Rationally, there was no real reason to expect Penn State to win on Saturday. Even so, how Penn State went about losing was most alarming to fans. A 60 minute game lasted roughly 10 minutes as Ohio State marched down the field with ease. It wasn't that Penn State lost that upset fans, it was the fact that Penn State looked so bad doing it. Much of that was Ohio State, but a measurable portion was the fault Penn State's coaches and players. For as many hurdles as Penn State has to overcome, Saturday's performance was an unexpected showing.
In the hours and now days following the game, message boards have nitpicked and questioned every little aspect of this season as Penn State just one made Michigan field goal away from having lost its third straight contest.

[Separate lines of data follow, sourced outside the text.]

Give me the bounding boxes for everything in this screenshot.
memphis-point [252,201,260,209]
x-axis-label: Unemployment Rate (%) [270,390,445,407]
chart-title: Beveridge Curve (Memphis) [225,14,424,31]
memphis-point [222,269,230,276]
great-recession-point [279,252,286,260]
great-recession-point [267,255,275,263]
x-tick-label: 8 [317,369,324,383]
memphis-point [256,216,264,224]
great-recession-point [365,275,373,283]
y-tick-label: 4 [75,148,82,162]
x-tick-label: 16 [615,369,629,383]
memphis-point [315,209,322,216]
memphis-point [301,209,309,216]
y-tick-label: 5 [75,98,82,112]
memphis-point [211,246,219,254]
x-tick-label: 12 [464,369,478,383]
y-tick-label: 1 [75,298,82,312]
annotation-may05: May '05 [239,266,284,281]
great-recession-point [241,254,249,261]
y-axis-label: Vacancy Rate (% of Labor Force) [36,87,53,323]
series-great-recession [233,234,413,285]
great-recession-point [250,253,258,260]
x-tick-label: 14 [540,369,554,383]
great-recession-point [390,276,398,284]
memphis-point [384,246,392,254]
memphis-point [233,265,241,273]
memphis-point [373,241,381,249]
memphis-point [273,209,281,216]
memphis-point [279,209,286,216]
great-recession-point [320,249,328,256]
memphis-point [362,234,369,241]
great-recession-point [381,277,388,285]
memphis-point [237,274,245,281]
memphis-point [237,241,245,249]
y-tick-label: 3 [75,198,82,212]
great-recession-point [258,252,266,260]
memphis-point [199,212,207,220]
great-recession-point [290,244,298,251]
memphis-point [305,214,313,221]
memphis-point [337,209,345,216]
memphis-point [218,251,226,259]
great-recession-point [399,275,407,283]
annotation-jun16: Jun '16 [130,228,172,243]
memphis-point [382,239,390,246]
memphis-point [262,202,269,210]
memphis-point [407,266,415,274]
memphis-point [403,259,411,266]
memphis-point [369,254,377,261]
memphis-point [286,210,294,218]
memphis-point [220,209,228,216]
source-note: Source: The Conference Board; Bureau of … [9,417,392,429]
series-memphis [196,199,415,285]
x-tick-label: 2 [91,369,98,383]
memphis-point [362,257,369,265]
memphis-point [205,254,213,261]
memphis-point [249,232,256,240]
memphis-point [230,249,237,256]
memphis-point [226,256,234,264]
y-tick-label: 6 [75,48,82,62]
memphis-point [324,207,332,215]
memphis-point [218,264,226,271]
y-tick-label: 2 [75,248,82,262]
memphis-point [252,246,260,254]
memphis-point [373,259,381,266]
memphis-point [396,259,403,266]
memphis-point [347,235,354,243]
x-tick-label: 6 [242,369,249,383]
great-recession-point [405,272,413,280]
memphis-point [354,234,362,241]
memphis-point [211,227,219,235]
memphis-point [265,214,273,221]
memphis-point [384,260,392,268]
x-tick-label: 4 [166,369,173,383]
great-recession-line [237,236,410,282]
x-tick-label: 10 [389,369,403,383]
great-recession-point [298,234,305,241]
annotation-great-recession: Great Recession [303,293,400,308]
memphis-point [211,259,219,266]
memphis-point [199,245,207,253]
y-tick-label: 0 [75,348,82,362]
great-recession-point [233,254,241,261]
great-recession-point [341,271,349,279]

Is the strength program working? Is defensive coordinator John Butler on the hot seat? Is O'Brien built for college football? Reasonable explanations can be found, but the knee-jerking continues at a faster tempo than it did 365 days ago. The internet may not be the best place to capture intelligent conversation and popular and widely held opinion, but the change is still evident as your scroll pages of message board threads.
Across the street from Beaver Stadium, men's basketball coach Patrick Chambers once said that emails and critical statements were a sign that people cared. That if the people were mad enough to email you it meant they wanted you to succeed and they cared.
In many ways, for O'Brien that same frustration fans have felt -- even in some small part following the Michigan upset -- means that it's back to football. Scandal has for now taken a backseat to something normal and football has slowly brought locally divided groups back together. A great cultural band-aid for a town still trying to figure out what went wrong, and what made it so special in the first place.
As a result, the criticism aimed at O'Brien is in some ways a sign that he is doing things right. He has succeeded long enough that fans have taken back the horse and sword they gave him and have replaced them with a headset and a playbook. People will always appreciate what O'Brien has done for Penn State -- and he has earned that praise -- but even in defeat and in the face of sanctions, fans have expectations. Criticism is in large part just another aspect of the job, O'Brien will be a hero once again just as quickly as he is second-guessed.
In the end, the past four weeks for Penn State may mark the moment when Bill O'Brien became a little less bulletproof than he once was. If he isn't as bulletproof, that means he's just coaching now. And that's probably the best news Penn State has gotten in a while. And that's really all O'Brien has ever really wanted to do anyway.